The moon is a tiny bright light in the sky, which is a vast field of darkness. When the camera tries to meter and expose for a tiny point of light against a large field of darkness, it overexposes the point of light and underexposes the rest and you end up with a photo that looks like a bright white dot and nothing else (and with no detail in the moon).

If you were to put your smartphone camera lens up to a telescope eyepiece, however, so that the camera could “see” the moon as a much bigger portion of the picture, then it would be able to detect the areas of darkness and light on the moon’s surface and the exposure would greatly improve because it wouldn’t be simply one bright point against total darkness, but a more nuanced display of the color/texture/illumination of the moon.
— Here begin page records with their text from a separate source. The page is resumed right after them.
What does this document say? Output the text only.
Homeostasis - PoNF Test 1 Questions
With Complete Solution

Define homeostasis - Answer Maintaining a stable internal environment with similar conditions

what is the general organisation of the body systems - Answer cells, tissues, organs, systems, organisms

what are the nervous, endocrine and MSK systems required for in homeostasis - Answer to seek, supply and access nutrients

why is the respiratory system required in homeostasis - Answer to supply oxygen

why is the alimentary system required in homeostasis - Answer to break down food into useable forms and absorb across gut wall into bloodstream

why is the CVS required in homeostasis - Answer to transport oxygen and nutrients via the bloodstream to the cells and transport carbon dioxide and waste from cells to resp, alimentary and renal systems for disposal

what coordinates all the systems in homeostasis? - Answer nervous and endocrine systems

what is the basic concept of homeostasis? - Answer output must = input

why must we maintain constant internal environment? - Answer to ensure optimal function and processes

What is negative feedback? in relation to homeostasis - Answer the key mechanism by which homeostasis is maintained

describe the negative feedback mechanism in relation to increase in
This holds true for all sorts of other situations too, by the way. Take, for example, a photograph of an open doorway at night. At a distance the door is just a bright rectangle of light. The closer you get to the door, taking additional pictures, the more detail is revealed inside the doorway. This isn’t just because you are getting closer to the objects, it’s because the more of the frame the doorway fills (compared to the empty space of the darkness around the doorway) the better the camera is able to meter the scene and expose it properly so the highlights aren’t blown out. Eventually, when you got to the point where you were close enough that you were standing in the doorway, the metering would be very good because the camera wouldn’t be attempting to balance the inky black of the night outside the door with the bright light of the scene inside the door, but just working with the bright interior of the door and room inside instead.

Anonymous 0 Comments

Where the question has already been answered, I’ll take this opportunity to plug a book I recently started reading that you might enjoy. Starlight Detectives: How Astronomers, Inventors, and Eccentrics Discovered the Modern Universe by Alan Hirshfeld. The first part of the book is all about how early (modern) astronomers had a horrible time trying to photograph celestial objects like the moon.